在使用Pytorch之前,首先使用numpy来实现这个网络模型。
numpy提供了n维的数组对象,同时提供了很多运算函数来“操纵”这些数组。Numpy是一个科学计算通用框架。它本身并不知道任何关于图计算、深度学习和梯度。但是我们可以很简单地使用numpy构建一个可以匹配随机数据的两层网络模型,手动地实现前向和反向传播。

import numpy as np

# N is batch size; D_in is input dimension;
# H is hidden dimension; D_out is output dimension.
N, D_in, H, D_out = 64, 1000, 100, 10

# Create random input and output data
x = np.random.randn(N, D_in)
y = np.random.randn(N, D_out)

# Randomly initialize weights
w1 = np.random.randn(D_in, H)
w2 = np.random.randn(H, D_out)

learning_rate = 1e-6
for t in range(500):
    # Forward pass: compute predicted y
    h = x.dot(w1)
    h_relu = np.maximum(h, 0)
    y_pred = h_relu.dot(w2)

    # Compute and print loss
    loss = np.square(y_pred - y).sum()
    print(t, loss)

    # Backprop to compute gradients of w1 and w2 with respect to loss
    grad_y_pred = 2.0 * (y_pred - y)
    grad_w2 = h_relu.T.dot(grad_y_pred)
    grad_h_relu = grad_y_pred.dot(w2.T)
    grad_h = grad_h_relu.copy()
    grad_h[h < 0] = 0
    grad_w1 = x.T.dot(grad_h)

    # Update weights
    w1 -= learning_rate * grad_w1
    w2 -= learning_rate * grad_w2

实现了一个最简单的模型,虽然没有实际意义,但是帮助我们理解前向传播和反向传播,同时可以自己动手推导导数。

Pytorch: Tensors

Numpy是一个伟大的框架,但是它不能利用GPU进行加速运算。
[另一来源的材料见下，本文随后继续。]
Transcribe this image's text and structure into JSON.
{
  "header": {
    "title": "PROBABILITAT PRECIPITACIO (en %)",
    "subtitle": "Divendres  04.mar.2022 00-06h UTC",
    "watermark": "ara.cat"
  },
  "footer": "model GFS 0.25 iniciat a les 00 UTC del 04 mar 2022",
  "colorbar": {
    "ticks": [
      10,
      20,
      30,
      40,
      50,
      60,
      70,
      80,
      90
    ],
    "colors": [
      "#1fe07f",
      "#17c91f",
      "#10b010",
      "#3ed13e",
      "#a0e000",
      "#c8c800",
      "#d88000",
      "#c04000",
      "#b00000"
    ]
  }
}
对于现代的神经网络,GPU至少提供了50倍以上的加速,所以Numpy无法满足现代机器学习的需求。
这里,我们介绍PyTorch最基础的概念:Tensor. Pytorch的Tensor在概念上和Numpy的数组相似,也是n-维的数组,同时PyTorch也提供了很多方法进行数组的计算。基于此,Tensor还可以追踪计算图和梯度。他们都是科学计算中很有用的工具。
和Numpy不同的是,PyTorch的Tensor还可以利用GPU进行数学计算。你可以在GPU上运行Tensor,你只需要将数据转化为一个新的数据类型。
下面一个例子中,我们使用PyTorch的Tensor来构建一个两层网络来匹配随机数据。想上面的Numpy例子一样,我们手动通过网络的前向和反向传播。


import torch


dtype = torch.float
device = torch.device("cpu")
# device = torch.device("cuda:0") # Uncomment this to run on GPU

# N is batch size; D_in is input dimension;
# H is hidden dimension; D_out is output dimension.
N, D_in, H, D_out = 64, 1000, 100, 10

# Create random input and output data
x = torch.randn(N, D_in, device=device, dtype=dtype)
y = torch.randn(N, D_out, device=device, dtype=dtype)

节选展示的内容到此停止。